De même, l’usurpation d’identité et/ou de qualité constitue un risque réel pour l’activité d’un avocat. A travers elle, l’usurpateur pourra tromper et détourner les clients d’un cabinet ou bien réclamer le paiement de sommes d’argent. Dernièrement, des faux mails transmis au nom de cabinets d’avocats accusent les destinataires d’avoir consulté des sites pédo-pronographiques. Cette pratique, qui usurpe également la qualité de magistrat ou de policier, conduit les victimes ayant payé ces fausses amendes à se retourner ensuite vers les personnes dont l’identité a été usurpée. Si leur responsabilité pénale est vite écartée, les désagréments sont nombreux. En particulier, le préjudice réputationnel est difficilement quantifiable, tant la confiance des clients peut être durablement rompue.

Pour se prémunir de ces cybermenaces, de nombreuses solutions existent. Il s’agit bien souvent d’adopter les gestes qui sauvent. Dans le cas d’une attaque par rançongiciel, il conviendra de disposer d’un archivage automatique de ses fichiers vers un serveur distinct. De même, la sensibilisation des salariés et des collaborateurs demeure indispensable. Une politique de « cyber compliance » doit ainsi favoriser l’acquisition d’actes réflexes individuels, comme le fait de ne pas ouvrir une pièce jointe inconnue.

Rappelons que 80% des défaillances de sécurité et des actes malveillants dans les environnements de travail sont le fait de négligences ou d’actes intentionnels d’employés, voire d’un premier cercle de proximité. Cela peut également être le cas de prestataires disposant facilement d’un accès au système d’information de l’entreprise. C’est dire à quel point la cybersécurité induit une culture de la prévention partagée, notamment fondée sur la capacité de chacun à respecter des principes essentiels d’hygiène numérique.

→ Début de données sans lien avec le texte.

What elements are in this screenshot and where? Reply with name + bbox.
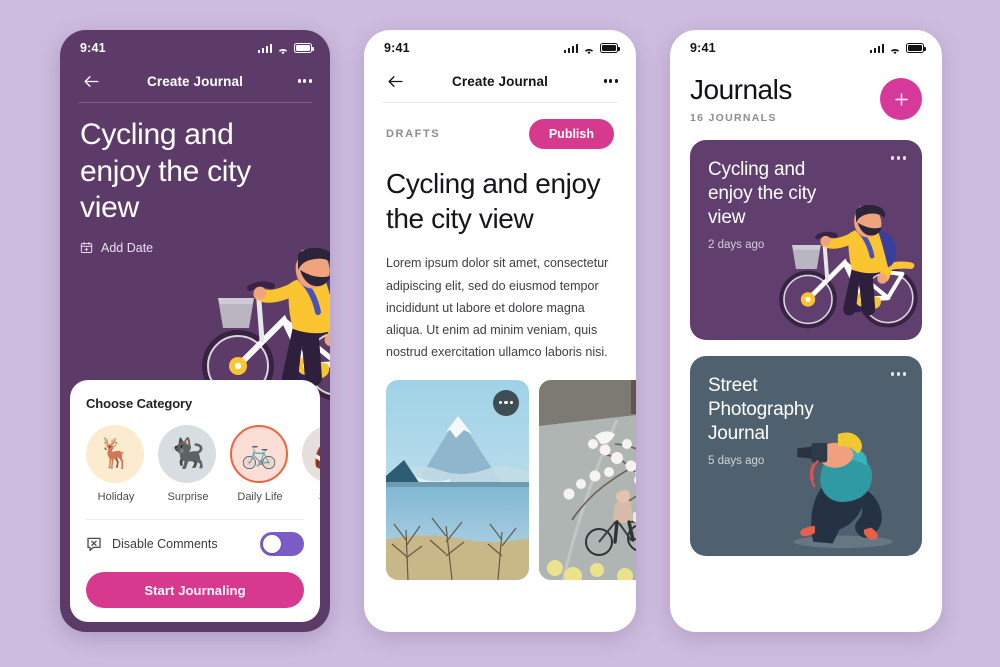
phone-draft-editor: 9:41 Create Journal DRAFTS Publish Cycli…: [364, 30, 636, 632]
comment-off-icon: [86, 536, 102, 552]
status-bar: 9:41: [670, 30, 942, 60]
start-journaling-button[interactable]: Start Journaling: [86, 572, 304, 608]
journals-title-group: Journals 16 JOURNALS: [690, 74, 792, 124]
journals-header: Journals 16 JOURNALS: [670, 60, 942, 124]
back-button[interactable]: [78, 68, 104, 94]
bicycle-emoji-icon: 🚲: [230, 425, 288, 483]
photo-mount-fuji-lake[interactable]: [386, 379, 529, 580]
drafts-label: DRAFTS: [386, 128, 441, 140]
publish-button[interactable]: Publish: [528, 119, 614, 149]
status-icons: [563, 43, 621, 55]
journal-title: Cycling and enjoy the city view: [80, 118, 251, 225]
draft-body-text: Lorem ipsum dolor sit amet, consectetur …: [386, 256, 609, 360]
back-button[interactable]: [382, 68, 408, 94]
category-label: Surprise: [167, 491, 209, 503]
category-list: 🦌 Holiday 🐈‍⬛ Surprise 🚲 Daily Life 🏈 Sp…: [70, 425, 320, 503]
phone-journals-list: 9:41 Journals 16 JOURNALS Cycling and en…: [670, 30, 942, 632]
category-label: Sport: [302, 491, 320, 503]
disable-comments-label: Disable Comments: [112, 537, 218, 551]
journal-card-timestamp: 5 days ago: [708, 454, 765, 467]
wifi-icon: [889, 43, 901, 55]
more-horizontal-icon[interactable]: [592, 79, 618, 83]
status-time: 9:41: [384, 41, 410, 55]
more-horizontal-icon[interactable]: [890, 372, 906, 376]
photo-gallery: [386, 379, 636, 580]
screenshot-canvas: 9:41 Create Journal Cycling and enjoy th…: [0, 0, 1000, 667]
journal-card-title: Cycling and enjoy the city view: [708, 159, 817, 229]
deer-emoji-icon: 🦌: [86, 425, 144, 483]
signal-bars-icon: [563, 43, 578, 53]
battery-icon: [906, 43, 927, 53]
journal-card-cycling[interactable]: Cycling and enjoy the city view 2 days a…: [690, 140, 922, 341]
category-item-holiday[interactable]: 🦌 Holiday: [86, 425, 146, 503]
category-item-sport[interactable]: 🏈 Sport: [302, 425, 320, 503]
journal-card-street-photography[interactable]: Street Photography Journal 5 days ago: [690, 356, 922, 557]
journals-count: 16 JOURNALS: [690, 112, 777, 125]
add-journal-button[interactable]: [880, 78, 922, 120]
status-time: 9:41: [80, 41, 106, 55]
wifi-icon: [277, 43, 289, 55]
category-item-surprise[interactable]: 🐈‍⬛ Surprise: [158, 425, 218, 503]
disable-comments-row: Disable Comments: [70, 520, 320, 556]
page-title: Create Journal: [147, 73, 243, 89]
draft-status-row: DRAFTS Publish: [364, 103, 636, 149]
category-label: Daily Life: [237, 491, 283, 503]
signal-bars-icon: [869, 43, 884, 53]
plus-icon: [894, 92, 908, 106]
more-horizontal-icon[interactable]: [286, 79, 312, 83]
phone-create-journal-hero: 9:41 Create Journal Cycling and enjoy th…: [60, 30, 330, 632]
status-time: 9:41: [690, 41, 716, 55]
journal-card-timestamp: 2 days ago: [708, 238, 765, 251]
photo-cyclist-cherry-blossom-street[interactable]: [539, 379, 636, 580]
status-icons: [869, 43, 927, 55]
wifi-icon: [583, 43, 595, 55]
signal-bars-icon: [257, 43, 272, 53]
draft-title: Cycling and enjoy the city view: [386, 168, 601, 234]
add-date-label: Add Date: [101, 240, 154, 255]
black-cat-emoji-icon: 🐈‍⬛: [158, 425, 216, 483]
journal-card-title: Street Photography Journal: [708, 375, 814, 445]
category-item-daily-life[interactable]: 🚲 Daily Life: [230, 425, 290, 503]
status-bar: 9:41: [364, 30, 636, 60]
choose-category-card: Choose Category 🦌 Holiday 🐈‍⬛ Surprise 🚲…: [70, 380, 320, 622]
page-title: Create Journal: [452, 73, 548, 89]
photo-more-button[interactable]: [493, 389, 519, 416]
more-horizontal-icon[interactable]: [890, 156, 906, 160]
navigation-bar: Create Journal: [364, 60, 636, 102]
status-bar: 9:41: [60, 30, 330, 60]
battery-icon: [600, 43, 621, 53]
calendar-plus-icon: [80, 241, 93, 254]
status-icons: [257, 43, 315, 55]
battery-icon: [294, 43, 315, 53]
disable-comments-toggle[interactable]: [260, 532, 304, 556]
choose-category-heading: Choose Category: [86, 396, 193, 411]
page-title: Journals: [690, 74, 792, 105]
football-emoji-icon: 🏈: [302, 425, 320, 483]
category-label: Holiday: [97, 491, 135, 503]
navigation-bar: Create Journal: [60, 60, 330, 102]
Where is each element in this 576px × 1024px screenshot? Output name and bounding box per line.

A cet égard, le chef d’entreprise qu’est l’avocat a une obligation générale de sécurité, qui englobe aujourd’hui la cybersécurité. Sa responsabilité peut être engagée s’il n’a pas mis son entreprise en conformité avec le RGPD, mais aussi s’il n’a pas su apprécier au cas par cas le niveau de sécurité requis, s’il n’a pas mis en œuvre des actions de prévention adaptées, s’il n’est pas en capacité de justifier de rapports réguliers évaluant la criticité de certaines applications. Dès lors que la sécurité de l’entreprise ou de ses parties prenantes (employés, fournisseurs, clients, partenaires) est mise à mal par un virus et qu’il est établi que les systèmes n’étaient pas protégés par des antivirus, ou que ceux-ci n’avaient pas été mis à jour, c’est la responsabilité du chef d’entreprise qui peut être engagée sur le plan pénal.

Fort heureusement, l’avocat n’est pas seul face au web. Les organisations professionnelles, telle que par exemple le barreau local ou le conseil national des barreaux, proposent des formations et des accompagnements dédiés. De même, les services de l’Etat, tel que cybermalveillance.gouv.fr ou la CNIL mettent à disposition des professionnels un ensemble d’outils et de méthodologies de cybersécurité directement accessibles en ligne. L’enjeu est donc de diffuser une culture de la cybersécurité depuis le comité stratégique des associés gérants d’un cabinet jusqu’à l’ensemble de ses collaborateurs et des salariés. Chaque maillon de la chaîne professionnelle doit être sensibilisée et renforcée. A défaut, c’est toute l’activité d’un cabinet qui est menacée car la probabilité d’éviter une cyber-attaque devient quasi nulle.